Twenty eight years later and the visuals still wow, even to a man like myself who scoffs when he recalls the day he was awed by the graphics on the PS2. Yeah it looks pretty clunky compared to what can be achieved these days, but there’s a charm in there similar to early Doctor Who. The retrospect awfulness of then-state-of-the-art technology is endearing, true, but even without placing it in the context of its time I was pretty enthralled those first few seconds in the game grid, I’ve gotta say.

Before that short moment of awe, however, was a lot of waiting around wondering what girl’s scratch when it feels like there’s nothing on TV. The lead up to Flynn hitting the game grid is long, boring, and feels longer. When he actually enters there’s a glimpse of Open University programming, and then things just take a headfirst dive into bloody confusing.
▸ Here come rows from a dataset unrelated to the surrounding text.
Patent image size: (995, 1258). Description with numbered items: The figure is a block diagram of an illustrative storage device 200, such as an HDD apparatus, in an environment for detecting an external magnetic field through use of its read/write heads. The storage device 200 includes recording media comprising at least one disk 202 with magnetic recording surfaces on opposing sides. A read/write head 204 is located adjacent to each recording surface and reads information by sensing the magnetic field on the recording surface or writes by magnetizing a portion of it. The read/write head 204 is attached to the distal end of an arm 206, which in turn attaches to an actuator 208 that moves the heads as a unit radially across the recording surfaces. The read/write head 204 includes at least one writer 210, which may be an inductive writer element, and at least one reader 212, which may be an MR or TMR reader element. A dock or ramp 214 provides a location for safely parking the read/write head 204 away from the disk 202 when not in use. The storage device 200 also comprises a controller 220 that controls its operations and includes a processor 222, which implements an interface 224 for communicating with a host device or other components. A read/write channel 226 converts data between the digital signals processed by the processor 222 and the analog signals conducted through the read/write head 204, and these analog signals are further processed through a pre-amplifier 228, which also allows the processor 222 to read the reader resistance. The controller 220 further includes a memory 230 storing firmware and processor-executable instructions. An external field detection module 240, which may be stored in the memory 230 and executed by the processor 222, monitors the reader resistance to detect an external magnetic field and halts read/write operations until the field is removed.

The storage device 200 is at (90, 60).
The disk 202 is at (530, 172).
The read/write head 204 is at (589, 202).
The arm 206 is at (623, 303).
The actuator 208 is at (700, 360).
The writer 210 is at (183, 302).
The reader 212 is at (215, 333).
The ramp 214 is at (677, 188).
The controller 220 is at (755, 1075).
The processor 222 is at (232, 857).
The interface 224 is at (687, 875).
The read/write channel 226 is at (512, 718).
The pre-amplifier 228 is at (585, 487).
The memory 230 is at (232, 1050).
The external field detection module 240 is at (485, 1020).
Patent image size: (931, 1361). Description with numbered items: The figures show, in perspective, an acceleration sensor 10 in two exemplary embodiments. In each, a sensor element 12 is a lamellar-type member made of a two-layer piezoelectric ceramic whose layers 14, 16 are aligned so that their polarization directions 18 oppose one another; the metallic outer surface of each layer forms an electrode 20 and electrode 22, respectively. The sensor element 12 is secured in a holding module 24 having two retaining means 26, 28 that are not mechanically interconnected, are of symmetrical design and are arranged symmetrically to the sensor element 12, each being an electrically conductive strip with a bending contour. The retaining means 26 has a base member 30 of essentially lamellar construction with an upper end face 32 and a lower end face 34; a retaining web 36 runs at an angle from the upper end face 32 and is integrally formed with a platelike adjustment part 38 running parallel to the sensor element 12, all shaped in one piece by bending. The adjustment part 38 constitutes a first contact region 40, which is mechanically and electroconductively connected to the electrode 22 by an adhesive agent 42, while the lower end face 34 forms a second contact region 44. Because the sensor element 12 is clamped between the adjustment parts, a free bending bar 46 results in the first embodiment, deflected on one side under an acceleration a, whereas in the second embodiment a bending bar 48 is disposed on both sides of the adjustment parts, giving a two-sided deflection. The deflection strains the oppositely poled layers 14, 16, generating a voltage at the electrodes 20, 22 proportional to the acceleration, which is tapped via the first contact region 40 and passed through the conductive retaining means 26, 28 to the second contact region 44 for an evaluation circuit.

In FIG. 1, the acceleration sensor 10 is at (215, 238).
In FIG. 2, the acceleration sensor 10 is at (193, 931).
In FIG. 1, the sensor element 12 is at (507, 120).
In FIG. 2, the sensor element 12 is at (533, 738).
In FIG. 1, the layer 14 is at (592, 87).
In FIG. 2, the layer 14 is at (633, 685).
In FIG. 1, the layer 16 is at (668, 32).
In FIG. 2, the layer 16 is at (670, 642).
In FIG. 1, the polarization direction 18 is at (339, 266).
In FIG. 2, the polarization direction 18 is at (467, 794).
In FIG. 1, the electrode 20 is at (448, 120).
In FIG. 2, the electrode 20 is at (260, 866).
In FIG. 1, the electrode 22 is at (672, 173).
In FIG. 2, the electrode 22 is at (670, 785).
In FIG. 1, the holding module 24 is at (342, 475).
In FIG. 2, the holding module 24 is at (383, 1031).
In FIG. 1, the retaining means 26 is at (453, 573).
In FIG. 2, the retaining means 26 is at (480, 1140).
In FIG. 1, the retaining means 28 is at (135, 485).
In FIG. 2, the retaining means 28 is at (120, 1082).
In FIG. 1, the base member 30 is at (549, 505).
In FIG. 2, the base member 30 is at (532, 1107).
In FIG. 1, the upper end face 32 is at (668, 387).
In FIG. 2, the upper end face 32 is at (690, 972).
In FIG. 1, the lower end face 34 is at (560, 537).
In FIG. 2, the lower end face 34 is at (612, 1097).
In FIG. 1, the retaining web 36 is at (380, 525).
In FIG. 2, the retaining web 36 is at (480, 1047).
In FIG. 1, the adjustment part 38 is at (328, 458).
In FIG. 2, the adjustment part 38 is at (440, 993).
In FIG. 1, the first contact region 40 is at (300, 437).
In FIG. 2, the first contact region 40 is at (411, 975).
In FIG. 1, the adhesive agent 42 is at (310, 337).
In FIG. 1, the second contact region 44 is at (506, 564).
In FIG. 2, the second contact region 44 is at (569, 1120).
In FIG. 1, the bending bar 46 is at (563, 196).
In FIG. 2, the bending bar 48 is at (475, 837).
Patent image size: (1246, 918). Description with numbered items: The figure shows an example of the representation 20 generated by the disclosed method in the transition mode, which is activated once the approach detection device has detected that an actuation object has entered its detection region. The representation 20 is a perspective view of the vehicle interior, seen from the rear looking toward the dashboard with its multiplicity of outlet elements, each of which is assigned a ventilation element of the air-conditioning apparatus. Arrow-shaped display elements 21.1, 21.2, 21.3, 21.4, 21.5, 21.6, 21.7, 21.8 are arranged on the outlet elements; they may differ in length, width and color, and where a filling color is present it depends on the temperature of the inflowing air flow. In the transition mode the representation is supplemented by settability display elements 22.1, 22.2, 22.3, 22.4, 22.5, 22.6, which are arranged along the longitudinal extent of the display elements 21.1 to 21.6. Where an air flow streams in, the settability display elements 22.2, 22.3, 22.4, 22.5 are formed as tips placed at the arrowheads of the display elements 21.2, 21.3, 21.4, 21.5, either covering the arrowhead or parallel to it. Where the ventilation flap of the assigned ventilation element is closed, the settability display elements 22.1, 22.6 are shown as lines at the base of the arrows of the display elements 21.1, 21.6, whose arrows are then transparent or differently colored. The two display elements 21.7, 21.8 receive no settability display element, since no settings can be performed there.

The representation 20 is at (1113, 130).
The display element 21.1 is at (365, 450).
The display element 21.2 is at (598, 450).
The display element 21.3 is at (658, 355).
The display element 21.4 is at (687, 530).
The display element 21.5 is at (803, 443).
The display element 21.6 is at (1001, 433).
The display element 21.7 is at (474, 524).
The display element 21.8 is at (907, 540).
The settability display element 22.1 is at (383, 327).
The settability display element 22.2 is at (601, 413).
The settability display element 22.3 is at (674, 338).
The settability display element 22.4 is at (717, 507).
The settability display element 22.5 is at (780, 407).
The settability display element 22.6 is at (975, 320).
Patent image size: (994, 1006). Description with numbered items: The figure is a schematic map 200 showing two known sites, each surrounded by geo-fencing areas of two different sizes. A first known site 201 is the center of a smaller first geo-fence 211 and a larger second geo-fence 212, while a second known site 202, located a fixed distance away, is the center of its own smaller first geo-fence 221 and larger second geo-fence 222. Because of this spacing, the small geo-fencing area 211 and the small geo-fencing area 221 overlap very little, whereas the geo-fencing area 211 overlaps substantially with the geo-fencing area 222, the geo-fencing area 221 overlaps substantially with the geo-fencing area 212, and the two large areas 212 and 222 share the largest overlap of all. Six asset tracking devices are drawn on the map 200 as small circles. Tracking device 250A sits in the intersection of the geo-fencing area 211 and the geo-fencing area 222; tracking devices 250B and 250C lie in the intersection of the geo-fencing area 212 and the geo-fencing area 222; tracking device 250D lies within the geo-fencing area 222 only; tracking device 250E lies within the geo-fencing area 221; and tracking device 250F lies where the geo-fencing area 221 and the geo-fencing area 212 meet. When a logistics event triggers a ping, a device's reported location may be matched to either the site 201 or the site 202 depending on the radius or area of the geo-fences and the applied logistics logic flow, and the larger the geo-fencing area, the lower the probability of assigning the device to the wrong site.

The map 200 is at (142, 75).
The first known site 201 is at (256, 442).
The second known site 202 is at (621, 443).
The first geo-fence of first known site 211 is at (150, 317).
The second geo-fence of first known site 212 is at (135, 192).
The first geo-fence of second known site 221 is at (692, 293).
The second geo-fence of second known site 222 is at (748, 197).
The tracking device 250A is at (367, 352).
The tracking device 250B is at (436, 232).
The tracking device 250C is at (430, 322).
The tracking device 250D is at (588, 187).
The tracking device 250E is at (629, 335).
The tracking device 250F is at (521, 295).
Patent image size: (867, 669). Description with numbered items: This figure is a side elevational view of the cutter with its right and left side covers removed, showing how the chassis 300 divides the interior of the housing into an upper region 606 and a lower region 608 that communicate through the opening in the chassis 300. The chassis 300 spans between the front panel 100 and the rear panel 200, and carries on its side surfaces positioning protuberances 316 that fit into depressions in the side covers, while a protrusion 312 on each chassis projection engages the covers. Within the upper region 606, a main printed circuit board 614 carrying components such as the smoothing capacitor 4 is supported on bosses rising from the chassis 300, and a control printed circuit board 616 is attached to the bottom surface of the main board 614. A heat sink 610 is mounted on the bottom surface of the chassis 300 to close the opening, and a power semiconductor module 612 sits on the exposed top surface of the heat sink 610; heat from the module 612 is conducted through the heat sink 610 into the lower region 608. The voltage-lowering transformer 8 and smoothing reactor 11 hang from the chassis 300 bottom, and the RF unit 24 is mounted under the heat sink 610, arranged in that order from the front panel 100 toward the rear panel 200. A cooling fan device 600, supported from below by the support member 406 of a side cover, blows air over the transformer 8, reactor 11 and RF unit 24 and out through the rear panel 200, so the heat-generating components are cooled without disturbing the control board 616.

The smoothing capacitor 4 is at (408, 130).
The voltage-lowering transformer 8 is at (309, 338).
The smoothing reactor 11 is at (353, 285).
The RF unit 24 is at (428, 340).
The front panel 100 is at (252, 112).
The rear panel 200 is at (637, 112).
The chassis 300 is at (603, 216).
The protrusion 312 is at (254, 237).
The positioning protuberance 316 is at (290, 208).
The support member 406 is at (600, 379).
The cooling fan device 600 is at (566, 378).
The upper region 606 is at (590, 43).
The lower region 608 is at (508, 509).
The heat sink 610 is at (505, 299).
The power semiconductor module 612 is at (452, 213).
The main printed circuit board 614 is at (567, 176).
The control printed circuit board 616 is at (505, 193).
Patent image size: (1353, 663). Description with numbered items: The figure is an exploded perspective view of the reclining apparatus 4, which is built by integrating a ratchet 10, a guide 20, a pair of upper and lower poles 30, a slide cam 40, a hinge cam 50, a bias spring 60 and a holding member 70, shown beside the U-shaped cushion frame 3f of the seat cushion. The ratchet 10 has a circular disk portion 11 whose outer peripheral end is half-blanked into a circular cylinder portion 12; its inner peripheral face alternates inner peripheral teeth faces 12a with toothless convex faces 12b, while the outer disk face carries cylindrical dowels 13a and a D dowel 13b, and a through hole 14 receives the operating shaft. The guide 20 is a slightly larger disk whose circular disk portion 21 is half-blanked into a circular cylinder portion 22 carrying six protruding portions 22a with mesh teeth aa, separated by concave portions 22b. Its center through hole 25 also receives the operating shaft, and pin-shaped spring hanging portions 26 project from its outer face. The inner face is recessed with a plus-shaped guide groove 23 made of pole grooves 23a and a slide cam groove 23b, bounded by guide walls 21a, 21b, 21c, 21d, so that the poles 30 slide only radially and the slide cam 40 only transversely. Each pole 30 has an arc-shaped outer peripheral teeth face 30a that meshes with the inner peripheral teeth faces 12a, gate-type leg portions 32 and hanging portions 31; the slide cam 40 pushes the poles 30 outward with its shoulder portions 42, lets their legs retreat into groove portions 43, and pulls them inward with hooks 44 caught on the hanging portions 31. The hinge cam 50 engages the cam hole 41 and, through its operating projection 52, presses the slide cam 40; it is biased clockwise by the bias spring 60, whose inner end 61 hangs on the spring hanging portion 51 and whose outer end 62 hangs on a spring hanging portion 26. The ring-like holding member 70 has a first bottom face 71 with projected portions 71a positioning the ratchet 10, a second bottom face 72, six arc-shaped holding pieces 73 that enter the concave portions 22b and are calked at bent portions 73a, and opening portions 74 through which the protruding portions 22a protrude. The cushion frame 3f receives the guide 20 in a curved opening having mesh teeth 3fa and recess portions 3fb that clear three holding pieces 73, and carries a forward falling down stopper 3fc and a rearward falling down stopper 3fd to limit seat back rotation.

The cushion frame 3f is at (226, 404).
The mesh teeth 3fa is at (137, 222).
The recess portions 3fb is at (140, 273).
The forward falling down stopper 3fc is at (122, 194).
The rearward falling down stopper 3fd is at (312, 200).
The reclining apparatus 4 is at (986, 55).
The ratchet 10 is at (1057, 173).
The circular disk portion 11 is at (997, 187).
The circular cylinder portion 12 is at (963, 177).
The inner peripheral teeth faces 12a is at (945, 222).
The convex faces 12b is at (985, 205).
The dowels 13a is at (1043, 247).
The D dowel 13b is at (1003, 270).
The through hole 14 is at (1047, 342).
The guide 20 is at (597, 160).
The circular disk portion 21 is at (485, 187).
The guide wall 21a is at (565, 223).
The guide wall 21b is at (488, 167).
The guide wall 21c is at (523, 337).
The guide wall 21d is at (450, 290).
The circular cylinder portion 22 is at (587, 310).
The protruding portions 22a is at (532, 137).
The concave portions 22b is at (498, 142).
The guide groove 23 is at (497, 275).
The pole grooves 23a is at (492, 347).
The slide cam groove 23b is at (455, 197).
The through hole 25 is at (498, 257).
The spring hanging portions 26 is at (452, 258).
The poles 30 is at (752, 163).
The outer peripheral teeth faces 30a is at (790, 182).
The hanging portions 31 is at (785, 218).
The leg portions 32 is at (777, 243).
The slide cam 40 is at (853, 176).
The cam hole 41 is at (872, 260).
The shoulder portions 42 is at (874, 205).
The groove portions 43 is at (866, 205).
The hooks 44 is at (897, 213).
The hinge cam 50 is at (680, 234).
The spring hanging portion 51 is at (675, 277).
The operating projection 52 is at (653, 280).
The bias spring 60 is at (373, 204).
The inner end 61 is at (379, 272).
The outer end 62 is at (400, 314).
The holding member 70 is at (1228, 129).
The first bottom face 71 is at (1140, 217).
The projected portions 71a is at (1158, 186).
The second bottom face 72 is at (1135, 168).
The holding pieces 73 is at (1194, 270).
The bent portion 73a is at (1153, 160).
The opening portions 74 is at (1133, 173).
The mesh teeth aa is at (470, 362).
I surmise the best age to first watch Tron is around twelve. For all my immaturity and adolescent jokes (which often, shamefully, fall into the ‘that’s what she said’ category), I’m not twelve anymore. Then again, I was an odd twelve-year-old. I was already reading Nick Hornby by then, gleefully discovering what swear words meant as books didn’t have age ratings like films did.

So maybe everything would make a lot more sense if taken by hand on this twelve-year-old’s flight of fancy by a kid that age. Or just to watch it for the first time while smoking weed, whichever you’d prefer. As it is it took me two thirds into the film to realise Tron and his girlfriend were the same actors as Flynn’s ex and her bloke, and at that point the puzzling dialogue hinting how Flynn knew their users and thus could predict their actions made sense.

Those two actors, in the lead up, just didn’t make enough of an impression upon me for me to recognise either without their hair showing. To be completely honest I only figured it out when the old man showed up. Which left me wondering if the third programme introduced soon after Flynn entered the game was anyone in the ‘real’ world. I wasn’t curious enough to bother to rewind the thing and see, though.

Erasure of programmes seriously irked me. We’re shown from the beginning that programmes are inhuman nothings. How we’re supposed to sympathise is beyond me. I’m not a child. This was brought painfully to the surface often in my viewing of this film. I am not a child. I cannot sit back and be taken on a ride. I need to digest it, understand it, release it into the roots of consciousness.

The most grating thing about Tron was how nothing was really explained. How the film could’ve perhaps been better if longer, and yet would’ve danced with death on the same blade seeing as how the shortness works in its favour, but I in no means mean that derogatorily. Why write a novel when the story can be told as a novella? But personally, I need explanations. Pure, unadulterated sci-fi action is a poor substitute. I was brought up on The Prisoner. I need explanations.

Hell, it took me a good while just to work out which colour racer Flynn was. I didn’t get this film. I enjoyed it, but I didn’t get it. It was not made for me. No matter how much I like to scream otherwise, my childhood ended long ago. If only the wonder hadn’t gone with it. I’ll still see Tron 3D if I find the time, though – but only for Michael Sheen and curiosity at the visuals.